Elizabeth tells Lois what really happened, then forces Jessica to apologize by blackmailing her. If Jess doesn’t apologize, Liz will tell the Unicorns that she, not Liz, did the task. Then Elizabeth helps Lois get revenge by pulling the shaving cream trick on Lila while Amy takes pictures.

In other storylines: Jessica’s obsessed with ballet. The twins start taking dance classes, and Jess is clearly the best of the group, but the teacher, Madame André, hates her for trying to stand out on the first day.

The twins have been sharing a room, but Alice decides they should have their own space. If I were Liz, having to live with a slob like Jessica, I’d be hugely grateful.

A girl named Roberta was kicked out of the Unicorns for staying out late with a high school boy who supposedly trashed the club. It turns out she was dating Steven, but she was the one trashing the Unicorns, not him. And she wasn’t kicked out for dating him – she was kicked out because Janet wants Steven. I can’t believe I’m saying this, but he deserves better.

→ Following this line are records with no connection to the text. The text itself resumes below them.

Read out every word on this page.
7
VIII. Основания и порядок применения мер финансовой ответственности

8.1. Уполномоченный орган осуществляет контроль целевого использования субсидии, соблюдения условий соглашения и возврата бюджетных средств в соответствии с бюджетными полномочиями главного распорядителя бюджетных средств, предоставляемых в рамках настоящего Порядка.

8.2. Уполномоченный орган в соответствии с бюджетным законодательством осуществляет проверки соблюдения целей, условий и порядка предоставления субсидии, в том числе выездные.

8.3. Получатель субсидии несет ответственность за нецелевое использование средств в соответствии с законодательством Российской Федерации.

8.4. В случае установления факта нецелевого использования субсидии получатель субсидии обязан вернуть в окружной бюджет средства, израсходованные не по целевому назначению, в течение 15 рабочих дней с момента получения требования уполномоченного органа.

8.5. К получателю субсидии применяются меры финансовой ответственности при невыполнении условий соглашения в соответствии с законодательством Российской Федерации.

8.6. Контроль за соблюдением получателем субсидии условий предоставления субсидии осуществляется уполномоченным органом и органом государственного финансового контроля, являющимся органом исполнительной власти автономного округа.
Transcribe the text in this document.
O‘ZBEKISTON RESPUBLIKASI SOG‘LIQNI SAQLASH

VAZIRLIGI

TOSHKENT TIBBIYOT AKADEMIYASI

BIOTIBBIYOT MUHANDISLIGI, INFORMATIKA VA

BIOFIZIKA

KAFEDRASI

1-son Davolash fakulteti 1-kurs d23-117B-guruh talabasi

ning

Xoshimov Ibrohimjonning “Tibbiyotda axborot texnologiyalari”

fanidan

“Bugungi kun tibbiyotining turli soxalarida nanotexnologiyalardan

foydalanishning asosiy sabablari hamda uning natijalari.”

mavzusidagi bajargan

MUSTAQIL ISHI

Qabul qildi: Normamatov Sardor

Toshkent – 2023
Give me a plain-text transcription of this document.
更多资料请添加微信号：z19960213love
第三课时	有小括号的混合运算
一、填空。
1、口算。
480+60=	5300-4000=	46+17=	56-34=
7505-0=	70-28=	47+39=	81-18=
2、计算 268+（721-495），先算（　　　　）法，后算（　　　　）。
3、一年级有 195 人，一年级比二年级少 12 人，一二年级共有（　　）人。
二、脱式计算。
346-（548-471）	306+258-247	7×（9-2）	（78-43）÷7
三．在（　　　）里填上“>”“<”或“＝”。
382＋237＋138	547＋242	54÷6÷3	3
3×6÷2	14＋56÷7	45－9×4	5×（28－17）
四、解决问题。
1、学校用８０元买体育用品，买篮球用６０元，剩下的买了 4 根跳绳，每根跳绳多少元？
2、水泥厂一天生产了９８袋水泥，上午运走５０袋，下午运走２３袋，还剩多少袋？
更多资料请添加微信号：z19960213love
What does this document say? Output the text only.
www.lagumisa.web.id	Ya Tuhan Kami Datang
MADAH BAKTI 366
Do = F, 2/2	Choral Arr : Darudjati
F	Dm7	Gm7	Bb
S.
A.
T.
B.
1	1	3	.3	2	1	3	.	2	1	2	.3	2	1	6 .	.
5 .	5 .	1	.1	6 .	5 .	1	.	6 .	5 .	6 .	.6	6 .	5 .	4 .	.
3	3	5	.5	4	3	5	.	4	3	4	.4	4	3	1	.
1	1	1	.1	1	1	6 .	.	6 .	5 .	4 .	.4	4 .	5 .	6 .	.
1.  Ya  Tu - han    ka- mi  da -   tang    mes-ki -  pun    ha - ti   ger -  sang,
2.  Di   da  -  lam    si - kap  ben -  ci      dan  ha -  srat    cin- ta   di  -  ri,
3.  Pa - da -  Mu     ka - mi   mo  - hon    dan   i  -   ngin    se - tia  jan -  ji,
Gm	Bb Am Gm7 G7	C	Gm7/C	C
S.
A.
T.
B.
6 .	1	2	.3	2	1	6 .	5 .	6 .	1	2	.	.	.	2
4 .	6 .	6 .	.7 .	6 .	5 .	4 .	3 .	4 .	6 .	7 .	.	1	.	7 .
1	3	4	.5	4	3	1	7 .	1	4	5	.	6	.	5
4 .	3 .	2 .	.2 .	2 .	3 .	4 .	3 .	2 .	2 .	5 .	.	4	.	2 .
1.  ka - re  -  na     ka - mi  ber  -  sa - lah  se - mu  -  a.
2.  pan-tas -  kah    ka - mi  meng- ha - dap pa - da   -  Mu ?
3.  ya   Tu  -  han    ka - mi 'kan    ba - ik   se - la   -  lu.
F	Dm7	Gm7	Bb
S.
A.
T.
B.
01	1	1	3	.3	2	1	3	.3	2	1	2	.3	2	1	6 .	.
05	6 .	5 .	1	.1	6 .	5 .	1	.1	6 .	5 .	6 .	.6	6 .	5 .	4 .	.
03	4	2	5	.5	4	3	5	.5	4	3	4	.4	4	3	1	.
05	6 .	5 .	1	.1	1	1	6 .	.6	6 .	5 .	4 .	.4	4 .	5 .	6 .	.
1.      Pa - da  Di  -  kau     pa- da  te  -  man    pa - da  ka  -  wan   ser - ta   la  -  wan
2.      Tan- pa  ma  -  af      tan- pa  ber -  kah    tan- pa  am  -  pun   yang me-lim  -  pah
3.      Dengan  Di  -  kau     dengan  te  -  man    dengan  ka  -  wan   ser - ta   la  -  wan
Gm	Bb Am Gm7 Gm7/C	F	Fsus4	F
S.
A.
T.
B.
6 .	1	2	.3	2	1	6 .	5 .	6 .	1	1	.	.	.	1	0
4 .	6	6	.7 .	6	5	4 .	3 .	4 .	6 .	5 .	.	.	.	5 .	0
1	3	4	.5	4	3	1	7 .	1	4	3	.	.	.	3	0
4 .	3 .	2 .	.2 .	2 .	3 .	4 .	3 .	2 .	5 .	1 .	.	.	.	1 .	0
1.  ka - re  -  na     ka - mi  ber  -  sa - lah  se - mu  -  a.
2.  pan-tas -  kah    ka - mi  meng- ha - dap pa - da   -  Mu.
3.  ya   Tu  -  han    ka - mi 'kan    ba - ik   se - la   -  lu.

Thoughts: Janet is Lila’s cousin, but she disappears after SVT and is never mentioned again. My guess is she harassed the wrong person and wound up dead in a ditch.

A man with the last name Nydick became a middle school teacher. Why would he set himself up for torture like that?

“Now I have two sophisticated daughters.” Yeah, one of them wore a yellow sweat suit all day, Ned, so I wouldn’t go with “sophisticated.”

Apparently there’s a middle schooler whose bra size is 36E. I don’t think that’s possible for someone that age.

If my parents made me share a room for 12 years when there was a guest room in the house the whole time, I’d be ticked.

Why did they only get revenge on Lila? Janet’s the ringleader. She’s the one to bring down. You’re supposed to stab Caesar!